• No t-storms in the Chicago area today—dew point drop and stabilizing east winds off Lake Michigan have forced storm development well west of the area. Dry, warm weekend ahead with sharp late Monday cold front passage. Possible “pneumonia front” to usher strong, temp-dropping full fetch (i.e., full length of Lake Michigan) “NNE” winds into Chicago which drop Tuesday and Wednesday temps below normal before warming’s back next Thursday and Friday.
  • The air mass has dried since yesterday but managed a 4th consecutive 90-degree Chicago high temp and a 6th consecutive above normal temp. Lake breezes produced significant cooling on area beaches while highs as hot as 96 occurred at Oswego and 95 was reported at Warrenville and Plainfield. Shoreline temps at 73 on the Lake Forest, Lake Michigan shoreline. It’s the 7th day lake breezes have cooled the shoreline—even though water temps have crept up to 62 at Ohio Street Beach. The average southern Lake Michigan water temp is up 5.5 degrees in the past week.

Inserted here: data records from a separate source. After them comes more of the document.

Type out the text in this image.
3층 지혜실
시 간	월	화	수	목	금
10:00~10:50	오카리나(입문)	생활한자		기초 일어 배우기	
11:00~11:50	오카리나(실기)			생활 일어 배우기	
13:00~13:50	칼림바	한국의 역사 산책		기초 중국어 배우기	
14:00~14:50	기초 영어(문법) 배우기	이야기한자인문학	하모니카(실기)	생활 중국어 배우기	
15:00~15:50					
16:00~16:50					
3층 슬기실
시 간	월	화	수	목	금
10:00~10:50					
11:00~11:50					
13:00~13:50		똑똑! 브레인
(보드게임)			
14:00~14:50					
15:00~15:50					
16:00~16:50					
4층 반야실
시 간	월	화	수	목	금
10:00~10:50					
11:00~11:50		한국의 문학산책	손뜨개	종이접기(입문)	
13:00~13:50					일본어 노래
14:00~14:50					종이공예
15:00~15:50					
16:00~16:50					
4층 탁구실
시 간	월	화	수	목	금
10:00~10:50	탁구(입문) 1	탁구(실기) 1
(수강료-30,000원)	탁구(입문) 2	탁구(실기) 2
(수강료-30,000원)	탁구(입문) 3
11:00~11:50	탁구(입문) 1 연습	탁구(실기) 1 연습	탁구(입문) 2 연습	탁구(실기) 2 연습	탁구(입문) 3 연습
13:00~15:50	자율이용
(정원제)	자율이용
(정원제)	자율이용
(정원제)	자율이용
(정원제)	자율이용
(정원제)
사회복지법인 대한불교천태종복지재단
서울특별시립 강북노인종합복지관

  • In fact, over the coming two weeks, rainfall is predicted to average, based on a average across a series of medium range forecast models, less than half (45% normal).
  • Even with yesterday’s selective rains which produced Chicago O’Hare’s heaviest rain (0.89”) in the two months since late March, RAINFALL HERE remains WELL BELOW NORMAL.
  • The graphics show how dew points—a measure of moisture—are to remain low over the coming week and drop further after the vigorous cold front passes late Monday, ushering a strong, Lake Michigan wave-generating/temp dropping “NNE” flow into the area.
  • The series of surface forecast maps show how high pressure is to drop southward into the Chicago area with that cold frontal passage setting the stage for the full fetch “NNE” winds expected to begin late Monday and persist Tuesday and Wednesday next week.
  • A significant late week temp rebound is predicted Thursday and Friday — only to be followed by what looks from this distance in time to be another cool-down next weekend and subsequent warming in the week which follows.

  • THERE WAS NO RAIN nor were there thunderstorms in the Chicago area Friday. Dew points — a measure of atmospheric moisture — have dropped from yesterday’s muggy mid 60 to 70-degree levels to the upper 40s in parts of the Chicago area. That was expected and represents a SIGNIFICANT DROP in moisture levels. Little wonder NO t-storms have bubbled up over the Chicago area. Isolated t-storm formations was limited to western Illinois instead. And, we’re back in the dry pattern which has dominated the the area since just beyond the first week in April.
  • Even with yesterday’s 0.89” of rain at O’Hare — MORE than occurred at that site the entire month of May and the heaviest rain to occur there in 2 months — rainfall totals have been abysmally low: just 42% normal. O’Hare has only recorded 3.61” since April 1st, compared to a normal of 8.55” during that period. That’s a rainfall deficit of 4.89.”